Sesc SP

postado em 23/02/2016

Rei Vadio - Nelson Cavaquinho por Romulo Fróes

capa materia rei vadio

Romulo Fróes acerta as contas com a música de Nelson Cavaquinho neste Rei Vadio, munido de toda influência do sambista em sua trajetória, bem como de uma esquadra composta por nomes como Thiago França, Kiko Dinucci, Rodrigo Campos, Pimpa, Ná Ozzetti, Criolo e outros grandes valores. Ouça o disco na íntegra, abaixo!

 

 

Para ilustrar o tamanho de Nelson Cavaquinho, nos valemos de dois "apêndices". O primeiro, o documentário de Leon Hirzsman, logo abaixo. O segundo, o ensaio "Rugas", do artista visual, ensaísta e parceiro de Romulo Fróes, Nuno Ramos, presente no encarte deste disco, no qual a canção nacional é destrinchada enquanto forma de arte que "alcançou, desde as origens, um significado social que nenhuma outra forma de arte teve entre nós". Ramos faz um apanhado da evolução da forma e o que lhe era externo, porém de influência cabal, chegando às diferenças entre os primórdios do samba gravado, a era do rádio (30-50) e, posteriormente, à TV e o estabelecimento da indústria fonográfica (50-70).
 

 

O (re)surgimento de Cartola e Nelson Cavaquinho em um momento de esforço para se apagar um Brasil arcaico, rural, postando o país próximo de uma imagem de modernidade, de produto de ponta, já é digno de nota e estudo. Ambos "representam em estado puro, o amadorismo que morria - afinal, quase morreram, mesmo -, com sua quota de solidão e esquecimento, tornado forma e canção, em plena era nascente do profissionalismo e da indústria cultural televisiva". Voltar a Nelson Cavaquinho é ter contato com um substrato mais profundo, talvez com a verdade toda entorno da promessa de país do futuro (veja o ensaio "Rugas" na íntegra no encarte do disco que está aqui embaixo - vale muito a pena a leitura).
 

 

 


De certa forma, a gravação deste mergulho na obra de Cavaquinho se faz necessário por motivos similares aos que consagraram a diferença sublimada de Cartola, Nelson e, posteriormente, Paulinho da Viola ao que se fazia nos '60. Romulo Fróes e o núcleo de músicos paulistanos com quem trabalha e colabora há muito tempo, põem na bolacha uma outra interpretação do samba. Fruto da busca por uma abordagem mais percussiva dos instrumentos melódicos, do gesto harmônico baseado no acento rítmico ao invés das convenções da forma consagrada - e um tanto "exausta"- daquilo que se chama samba nos catálogos e nas prateleiras (físicas e digitais) onde se consome música.
 

O som que está neste disco deriva de outros lugares, como o Tom Zé de Estudando o Samba, Walter Franco em Bumbo do Mundo, Gilberto Gil de Essa é pra Tocar no Rádio, de Arrigo Barnabé e sua Clara Crocodilo, do Metá Metá e das investigações de cada um desses músicos em tocar seu instrumento a partir de outro lugar, um lugar que não atenda prontamente padrões de refinamento, uma vez que o cânone está aí para ser posto de cabeça para baixo mesmo. É um disco polifônico, sujo e barulhento, como a cidade que o abriga.
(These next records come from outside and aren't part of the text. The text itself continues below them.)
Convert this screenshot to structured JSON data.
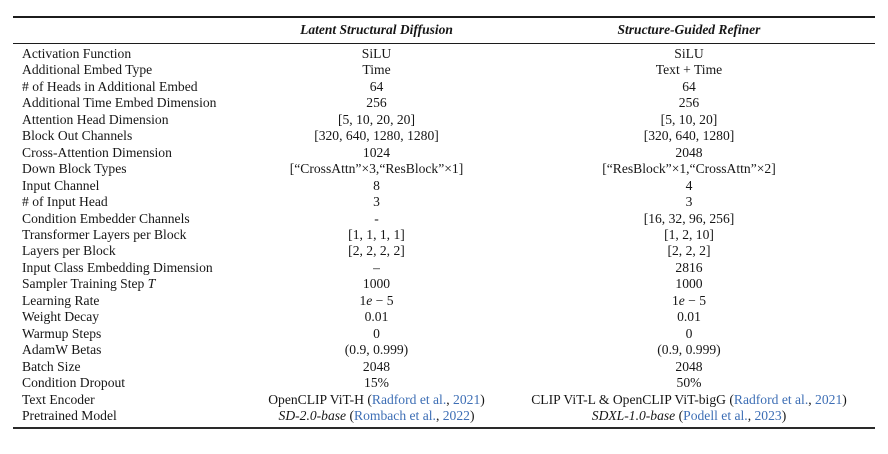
{
  "colors": {
    "citation_blue": "#3d6eb5",
    "text": "#161616",
    "rule": "#1c1c1c"
  },
  "table": {
    "columns": [
      "",
      "Latent Structural Diffusion",
      "Structure-Guided Refiner"
    ],
    "rows": [
      {
        "label": "Activation Function",
        "c1": "SiLU",
        "c2": "SiLU"
      },
      {
        "label": "Additional Embed Type",
        "c1": "Time",
        "c2": "Text + Time"
      },
      {
        "label": "# of Heads in Additional Embed",
        "c1": "64",
        "c2": "64"
      },
      {
        "label": "Additional Time Embed Dimension",
        "c1": "256",
        "c2": "256"
      },
      {
        "label": "Attention Head Dimension",
        "c1": "[5, 10, 20, 20]",
        "c2": "[5, 10, 20]"
      },
      {
        "label": "Block Out Channels",
        "c1": "[320, 640, 1280, 1280]",
        "c2": "[320, 640, 1280]"
      },
      {
        "label": "Cross-Attention Dimension",
        "c1": "1024",
        "c2": "2048"
      },
      {
        "label": "Down Block Types",
        "c1": "[“CrossAttn”×3,“ResBlock”×1]",
        "c2": "[“ResBlock”×1,“CrossAttn”×2]"
      },
      {
        "label": "Input Channel",
        "c1": "8",
        "c2": "4"
      },
      {
        "label": "# of Input Head",
        "c1": "3",
        "c2": "3"
      },
      {
        "label": "Condition Embedder Channels",
        "c1": "-",
        "c2": "[16, 32, 96, 256]"
      },
      {
        "label": "Transformer Layers per Block",
        "c1": "[1, 1, 1, 1]",
        "c2": "[1, 2, 10]"
      },
      {
        "label": "Layers per Block",
        "c1": "[2, 2, 2, 2]",
        "c2": "[2, 2, 2]"
      },
      {
        "label": "Input Class Embedding Dimension",
        "c1": "–",
        "c2": "2816"
      },
      {
        "label": [
          {
            "t": "Sampler Training Step "
          },
          {
            "t": "T",
            "i": true
          }
        ],
        "c1": "1000",
        "c2": "1000"
      },
      {
        "label": "Learning Rate",
        "c1": [
          {
            "t": "1"
          },
          {
            "t": "e",
            "i": true
          },
          {
            "t": " − 5"
          }
        ],
        "c2": [
          {
            "t": "1"
          },
          {
            "t": "e",
            "i": true
          },
          {
            "t": " − 5"
          }
        ]
      },
      {
        "label": "Weight Decay",
        "c1": "0.01",
        "c2": "0.01"
      },
      {
        "label": "Warmup Steps",
        "c1": "0",
        "c2": "0"
      },
      {
        "label": "AdamW Betas",
        "c1": "(0.9, 0.999)",
        "c2": "(0.9, 0.999)"
      },
      {
        "label": "Batch Size",
        "c1": "2048",
        "c2": "2048"
      },
      {
        "label": "Condition Dropout",
        "c1": "15%",
        "c2": "50%"
      },
      {
        "label": "Text Encoder",
        "c1": [
          {
            "t": "OpenCLIP ViT-H ("
          },
          {
            "t": "Radford et al.",
            "c": true
          },
          {
            "t": ", "
          },
          {
            "t": "2021",
            "c": true
          },
          {
            "t": ")"
          }
        ],
        "c2": [
          {
            "t": "CLIP ViT-L & OpenCLIP ViT-bigG ("
          },
          {
            "t": "Radford et al.",
            "c": true
          },
          {
            "t": ", "
          },
          {
            "t": "2021",
            "c": true
          },
          {
            "t": ")"
          }
        ]
      },
      {
        "label": "Pretrained Model",
        "c1": [
          {
            "t": "SD-2.0-base ",
            "i": true
          },
          {
            "t": "("
          },
          {
            "t": "Rombach et al.",
            "c": true
          },
          {
            "t": ", "
          },
          {
            "t": "2022",
            "c": true
          },
          {
            "t": ")"
          }
        ],
        "c2": [
          {
            "t": "SDXL-1.0-base ",
            "i": true
          },
          {
            "t": "("
          },
          {
            "t": "Podell et al.",
            "c": true
          },
          {
            "t": ", "
          },
          {
            "t": "2023",
            "c": true
          },
          {
            "t": ")"
          }
        ]
      }
    ]
  }
}
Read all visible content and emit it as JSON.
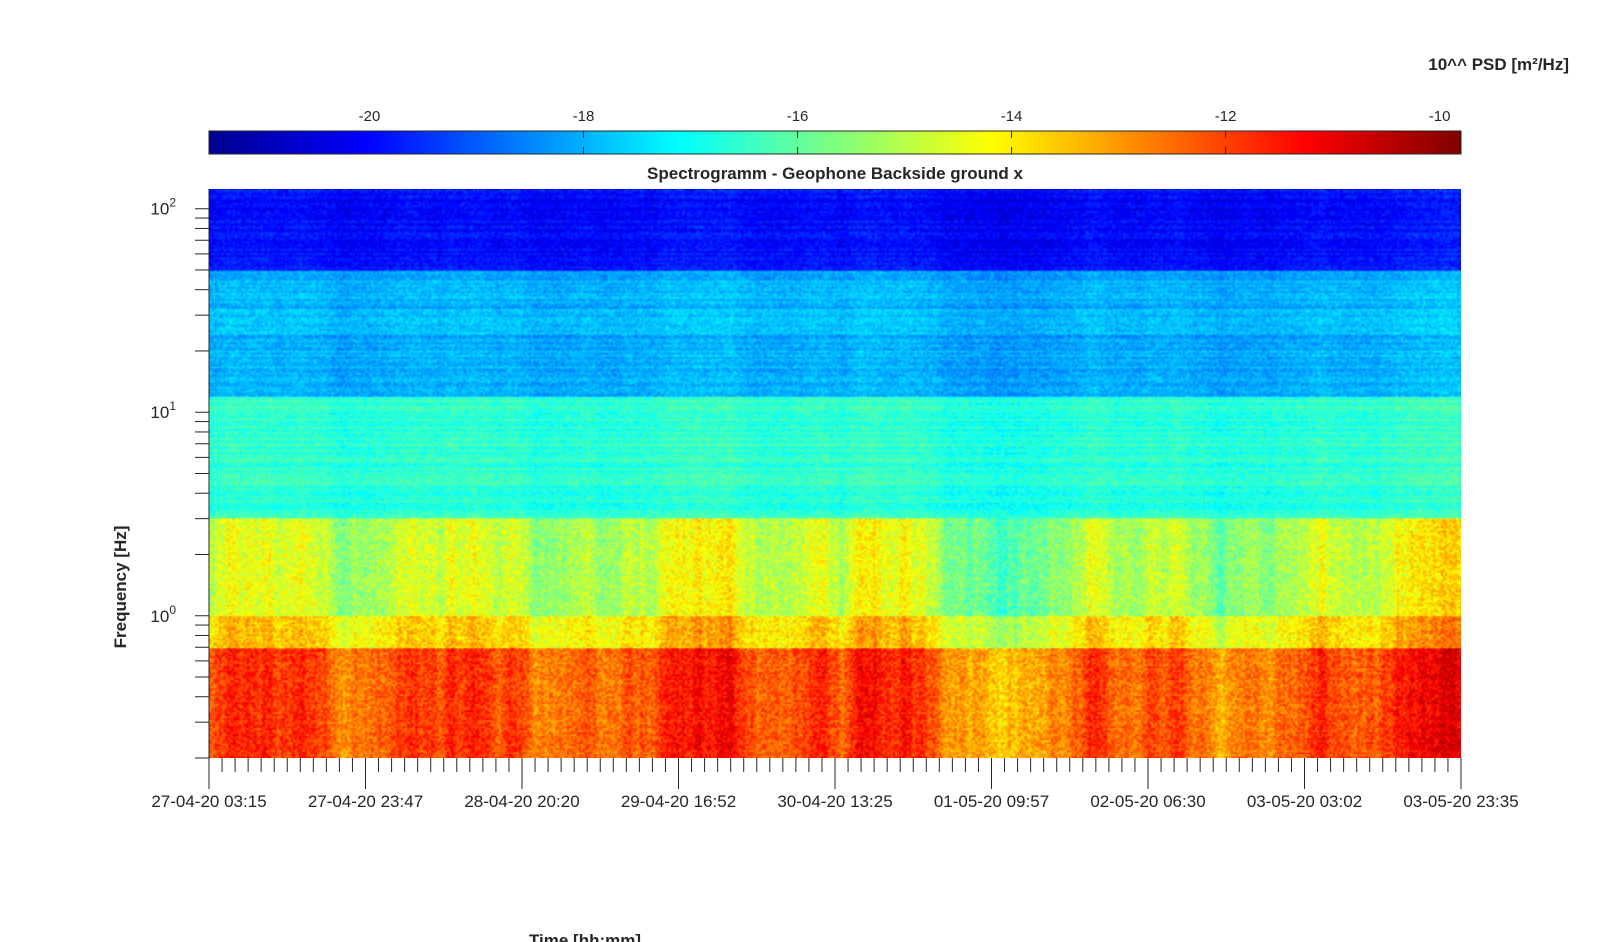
{
  "chart_data": {
    "type": "heatmap",
    "title": "Spectrogramm - Geophone Backside ground x",
    "xlabel": "Time [hh:mm]",
    "ylabel": "Frequency [Hz]",
    "y_scale": "log",
    "ylim": [
      0.2,
      125
    ],
    "y_ticks": [
      {
        "base": "10",
        "exp": "0",
        "value": 1
      },
      {
        "base": "10",
        "exp": "1",
        "value": 10
      },
      {
        "base": "10",
        "exp": "2",
        "value": 100
      }
    ],
    "x_tick_labels": [
      "27-04-20 03:15",
      "27-04-20 23:47",
      "28-04-20 20:20",
      "29-04-20 16:52",
      "30-04-20 13:25",
      "01-05-20 09:57",
      "02-05-20 06:30",
      "03-05-20 03:02",
      "03-05-20 23:35"
    ],
    "colorbar": {
      "label": "10^^ PSD [m²/Hz]",
      "ticks": [
        "-20",
        "-18",
        "-16",
        "-14",
        "-12",
        "-10"
      ],
      "range": [
        -21.5,
        -9.8
      ],
      "colormap": "jet",
      "location": "top"
    },
    "description_levels": [
      {
        "freq_range_hz": [
          50,
          125
        ],
        "log10_psd": -20.0
      },
      {
        "freq_range_hz": [
          12,
          50
        ],
        "log10_psd": -18.0
      },
      {
        "freq_range_hz": [
          3,
          12
        ],
        "log10_psd": -16.6
      },
      {
        "freq_range_hz": [
          1,
          3
        ],
        "log10_psd": -15.0
      },
      {
        "freq_range_hz": [
          0.7,
          1
        ],
        "log10_psd": -14.0
      },
      {
        "freq_range_hz": [
          0.2,
          0.7
        ],
        "log10_psd": -12.3
      }
    ],
    "grid": false
  }
}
Romulo foi cuidadoso ao escolher como desconstruir e quem iria acompanhá-lo nesta empreitada - além do núcleo Passo Torto: Dona Inah, o Nelson Cavaquinho de Saias, dá o tom em "Eu e as Flores"; Ná Ozzetti na provocação "Caminhando", um choro originalmente instrumental de Nelson com letra de Nuno Ramos; A Velha Guarda da Nenê de Vila Matilde fazendo o coro em "Vou Partir" - entenda a função do coro na música de Nelson no ensaio presente no encarte; Curumin, Juliana Perdigão, Amilcar Rodrigues, Allan Abbadia e Cuca Ferreira em "Mulher Sem Alma", das mais caóticas e interessantes do disco; Criolo em "Luz Negra" - de arrepiar.